Mais au fond, ce n’est pas très important parce que si vous avez bien suivi, le sujet du livre, c’est la fin du monde, ou plutôt le fait qu’elle n’aurait pas eu lieu. Mais pour parler de la fin du monde sans perdre trop de lecteurs en cours de route, on trouvera également dans ce volume, et ce, sur recommandation expresse de l’éditeur, un peu de sexe (mais pas trop) ; de la religion (parce que religion et fin du monde font bon ménage) ; des dictateurs (et même leurs performances ramenées en taux horaire... désopilant) ; et un certain nombre d’autres sujets de bon goût que je préfère taire pour garder le suspense. Néanmoins, on retrouve en fin d’ouvrage un Gaspard passablement perturbé par sa proximité avec Georges W., avec un trouble qui le fait passer de la placidité la plus nirvanesque à la folie furieuse dès qu’il entend ce genre de contre-vérités qui nous laisse la plupart du temps indifférents : l’excision est un fait culturel, ou les médias sont indépendants, ou le capitalisme apporte bienfaits et prospérité pour tous. Bref, ce que l’on entend tous les jours sans bouger une oreille.
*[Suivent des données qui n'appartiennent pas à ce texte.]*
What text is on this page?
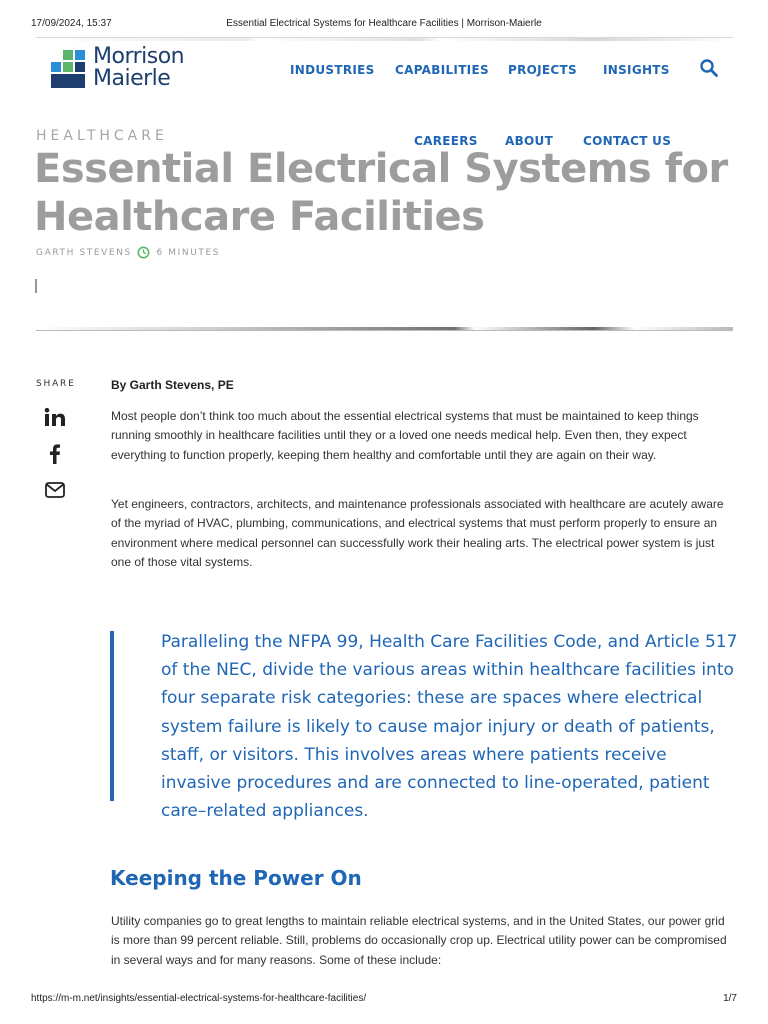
17/09/2024, 15:37	Essential Electrical Systems for Healthcare Facilities | Morrison-Maierle
Morrison
Maierle	INDUSTRIES CAPABILITIES PROJECTS INSIGHTS
CAREERS ABOUT CONTACT US
HEALTHCARE
Essential Electrical Systems for Healthcare Facilities
GARTH STEVENS	6 MINUTES
SHARE	By Garth Stevens, PE

Most people don’t think too much about the essential electrical systems that must be maintained to keep things running smoothly in healthcare facilities until they or a loved one needs medical help. Even then, they expect everything to function properly, keeping them healthy and comfortable until they are again on their way.

Yet engineers, contractors, architects, and maintenance professionals associated with healthcare are acutely aware of the myriad of HVAC, plumbing, communications, and electrical systems that must perform properly to ensure an environment where medical personnel can successfully work their healing arts. The electrical power system is just one of those vital systems.

Paralleling the NFPA 99, Health Care Facilities Code, and Article 517 of the NEC, divide the various areas within healthcare facilities into four separate risk categories: these are spaces where electrical system failure is likely to cause major injury or death of patients, staff, or visitors. This involves areas where patients receive invasive procedures and are connected to line-operated, patient care–related appliances.

Keeping the Power On

Utility companies go to great lengths to maintain reliable electrical systems, and in the United States, our power grid is more than 99 percent reliable. Still, problems do occasionally crop up. Electrical utility power can be compromised in several ways and for many reasons. Some of these include:

https://m-m.net/insights/essential-electrical-systems-for-healthcare-facilities/	1/7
Et c’est là que le livre fait mouche, en rappelant que la passivité donnera toujours raison au plus fort et qu’à force de faire le dos rond, on finira peut-être par ne plus savoir ce que c’est qu’être debout.

Ah ! Un autre truc : il n’y a pas d’exergue à ce livre, s’il y en avait une, je suis sûr qu’elle serait signée Thomas Bernhard ou Jaroslav Hasek.